Bloomberg had an important if also odd article yesterday, Key Real-World Oil Price Soars to Highest Level Since 2008. This isn’t the first time that Bloomberg had pointed out that crude is trading hands at higher prices than for Brent on the futures market. I am a little bothered at to the lack of curiosity as to why. I did some poking but could not get to the bottom of it. The CME loudly points out that contracts that require physical delivery (cash settlement is an option even if most often exercised) are the gold standard for futures. Brent is not that. If you read the weasel-wording, it makes clear that physical delivery can be done but is hard and so the contract seems to be effectively cash-settled, as opposed to cash settlement being the super popular option. That may be due to Brent being a blend of crudes and it being non-trivial to deliver the mix in the proper ratio.
From the Bloomberg story (as you can see, the details are less than satisfactory but you get the gist, prices are going up!):
The world’s most important price for real-world oil barrels surged above $140 on Thursday, the highest since 2008.
Dated Brent, the price of shipments bought and sold in the North Sea, reached $141.37, surpassing levels seen when Russia invaded Ukraine, according to S&P Global, which publishes the data.
The surge is a sign of the growing disconnect between futures contracts and various pockets of physical markets that are pricing increasingly scarce supplies.
Dated Brent underpins a significant number of transactions where actual cargoes are bought and sold, and a large volume of supply has been lost to the Iran war. The futures market, on the other hand, is weighted largely to financial trading in so-called paper barrels.
And more private equity cockroaches now visible on the counter:
When the US Treasury starts calling in regulators, it means something has gone wrong enough to worry Washington.
Yesterday, the Treasury convened meetings with domestic AND international insurance regulators to discuss private credit risks.
The specific concern: billions in…
— Nic (@nicrypto) April 2, 2026
Done for now.
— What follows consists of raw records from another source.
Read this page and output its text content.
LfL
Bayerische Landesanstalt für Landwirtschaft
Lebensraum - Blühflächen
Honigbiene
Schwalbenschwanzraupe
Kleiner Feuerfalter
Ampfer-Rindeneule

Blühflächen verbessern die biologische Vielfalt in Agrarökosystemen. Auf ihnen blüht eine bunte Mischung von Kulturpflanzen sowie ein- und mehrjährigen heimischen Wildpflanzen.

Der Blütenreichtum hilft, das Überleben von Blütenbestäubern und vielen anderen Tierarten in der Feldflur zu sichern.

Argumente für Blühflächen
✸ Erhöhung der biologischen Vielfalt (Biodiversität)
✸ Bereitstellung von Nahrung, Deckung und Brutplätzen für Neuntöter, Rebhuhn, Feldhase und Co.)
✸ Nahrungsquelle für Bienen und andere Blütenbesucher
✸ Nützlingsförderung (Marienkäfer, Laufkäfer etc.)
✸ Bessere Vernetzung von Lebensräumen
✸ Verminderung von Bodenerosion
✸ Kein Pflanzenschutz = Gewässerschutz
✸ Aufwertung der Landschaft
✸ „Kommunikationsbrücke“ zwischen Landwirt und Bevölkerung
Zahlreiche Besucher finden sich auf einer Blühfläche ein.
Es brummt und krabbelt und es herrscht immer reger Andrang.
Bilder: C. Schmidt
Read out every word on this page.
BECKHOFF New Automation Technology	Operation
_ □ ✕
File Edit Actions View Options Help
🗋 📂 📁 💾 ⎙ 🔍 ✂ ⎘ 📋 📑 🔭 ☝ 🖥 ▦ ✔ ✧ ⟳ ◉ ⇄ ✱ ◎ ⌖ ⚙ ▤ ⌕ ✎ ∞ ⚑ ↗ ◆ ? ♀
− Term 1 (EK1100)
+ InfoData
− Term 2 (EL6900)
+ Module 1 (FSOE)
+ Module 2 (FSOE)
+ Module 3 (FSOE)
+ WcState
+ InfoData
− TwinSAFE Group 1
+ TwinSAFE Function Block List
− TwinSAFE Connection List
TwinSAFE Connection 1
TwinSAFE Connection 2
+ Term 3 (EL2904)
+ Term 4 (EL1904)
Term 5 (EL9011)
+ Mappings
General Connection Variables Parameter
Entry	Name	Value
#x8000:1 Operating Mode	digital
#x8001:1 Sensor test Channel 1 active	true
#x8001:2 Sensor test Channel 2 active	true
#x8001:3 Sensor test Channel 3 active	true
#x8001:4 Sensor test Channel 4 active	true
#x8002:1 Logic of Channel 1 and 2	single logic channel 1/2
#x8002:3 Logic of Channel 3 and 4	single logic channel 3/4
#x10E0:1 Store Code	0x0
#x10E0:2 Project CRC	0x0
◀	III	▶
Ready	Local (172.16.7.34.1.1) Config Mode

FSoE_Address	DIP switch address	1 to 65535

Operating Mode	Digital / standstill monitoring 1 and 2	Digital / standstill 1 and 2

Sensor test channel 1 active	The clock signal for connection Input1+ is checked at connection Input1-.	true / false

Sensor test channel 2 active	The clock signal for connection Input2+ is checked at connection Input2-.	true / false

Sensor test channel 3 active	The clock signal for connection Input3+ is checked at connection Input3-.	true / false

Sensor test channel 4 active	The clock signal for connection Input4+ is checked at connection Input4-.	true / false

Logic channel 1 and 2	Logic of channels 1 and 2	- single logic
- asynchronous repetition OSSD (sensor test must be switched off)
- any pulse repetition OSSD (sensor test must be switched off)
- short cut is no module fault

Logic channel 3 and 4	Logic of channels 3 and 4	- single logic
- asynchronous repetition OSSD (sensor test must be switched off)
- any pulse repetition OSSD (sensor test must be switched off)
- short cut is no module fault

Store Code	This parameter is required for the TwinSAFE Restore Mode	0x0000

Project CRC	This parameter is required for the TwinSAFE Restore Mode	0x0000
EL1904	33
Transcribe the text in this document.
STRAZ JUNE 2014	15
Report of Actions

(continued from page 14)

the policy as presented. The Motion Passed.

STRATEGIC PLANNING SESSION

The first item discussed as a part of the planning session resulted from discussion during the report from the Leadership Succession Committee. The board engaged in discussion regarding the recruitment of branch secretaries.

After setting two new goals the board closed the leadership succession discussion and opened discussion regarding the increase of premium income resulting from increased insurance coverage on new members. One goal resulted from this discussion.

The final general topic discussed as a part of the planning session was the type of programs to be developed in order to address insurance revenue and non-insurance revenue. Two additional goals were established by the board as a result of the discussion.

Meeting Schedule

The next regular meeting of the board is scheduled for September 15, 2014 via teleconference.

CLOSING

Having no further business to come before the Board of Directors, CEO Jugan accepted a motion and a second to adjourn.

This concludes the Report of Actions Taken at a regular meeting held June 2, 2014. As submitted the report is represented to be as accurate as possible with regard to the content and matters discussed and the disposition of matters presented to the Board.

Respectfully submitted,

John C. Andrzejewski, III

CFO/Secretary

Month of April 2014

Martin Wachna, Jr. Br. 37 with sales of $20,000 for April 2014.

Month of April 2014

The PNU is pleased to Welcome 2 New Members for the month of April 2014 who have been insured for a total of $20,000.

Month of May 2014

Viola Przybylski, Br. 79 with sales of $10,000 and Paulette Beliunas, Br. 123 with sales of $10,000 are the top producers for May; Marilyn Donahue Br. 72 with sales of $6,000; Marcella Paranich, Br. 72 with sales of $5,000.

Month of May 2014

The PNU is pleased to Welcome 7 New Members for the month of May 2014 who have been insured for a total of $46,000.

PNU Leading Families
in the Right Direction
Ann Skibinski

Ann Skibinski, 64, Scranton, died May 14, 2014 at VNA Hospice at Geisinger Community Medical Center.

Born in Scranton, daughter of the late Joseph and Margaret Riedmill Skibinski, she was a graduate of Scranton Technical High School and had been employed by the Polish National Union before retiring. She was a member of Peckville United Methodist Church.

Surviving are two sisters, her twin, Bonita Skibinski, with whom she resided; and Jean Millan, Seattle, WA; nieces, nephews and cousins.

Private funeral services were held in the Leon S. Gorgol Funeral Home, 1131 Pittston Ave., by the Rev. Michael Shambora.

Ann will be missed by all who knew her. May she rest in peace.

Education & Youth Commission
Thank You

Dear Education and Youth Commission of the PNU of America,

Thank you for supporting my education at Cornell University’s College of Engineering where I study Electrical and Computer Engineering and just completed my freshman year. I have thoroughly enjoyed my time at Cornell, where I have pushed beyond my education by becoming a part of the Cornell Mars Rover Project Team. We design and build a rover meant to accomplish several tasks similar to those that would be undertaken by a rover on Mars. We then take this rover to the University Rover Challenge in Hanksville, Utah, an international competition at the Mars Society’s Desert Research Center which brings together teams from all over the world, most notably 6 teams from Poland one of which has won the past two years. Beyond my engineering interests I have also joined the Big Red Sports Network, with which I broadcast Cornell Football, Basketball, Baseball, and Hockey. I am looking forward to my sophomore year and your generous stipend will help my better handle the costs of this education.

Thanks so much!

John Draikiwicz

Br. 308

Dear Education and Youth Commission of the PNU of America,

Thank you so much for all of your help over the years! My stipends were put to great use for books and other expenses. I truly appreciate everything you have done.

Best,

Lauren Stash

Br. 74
See you tomorrow!
____
1 As many have noted, Putin has been more friendly to Israel during its genocide than seems warranted merely by the presence of many Russians in Israel. John Helmer describes how a fresh poll from Lavada shows much more support in Russia for Iran than for Israel, plus a bargain-basement low view of Israel generally, but most Russians are still fence-sitting on the conflict. From his post:
Sympathy for Iran is expressed by 40% of the nationwide sample; this percentage is accelerating with time and with state television news broadcasts reporting Iran’s fightback, its successful attacks on US bases in the Gulf states, and unprecedented strikes against Israeli targets. During the June War against Iran last year, by contrast, 29% of Russians supported Iran. This shift in public opinion has occurred among those who said they were uncertain or undecided last June…
No European public, no American opinion poll, and no BRICS member state shows such a low level of support for Israel as this.
The Levada poll also reveals that, notwithstanding their growing sympathy for the Iranian side and against the Americans and Israelis, the majority of Russians wants to stay out of the conflict.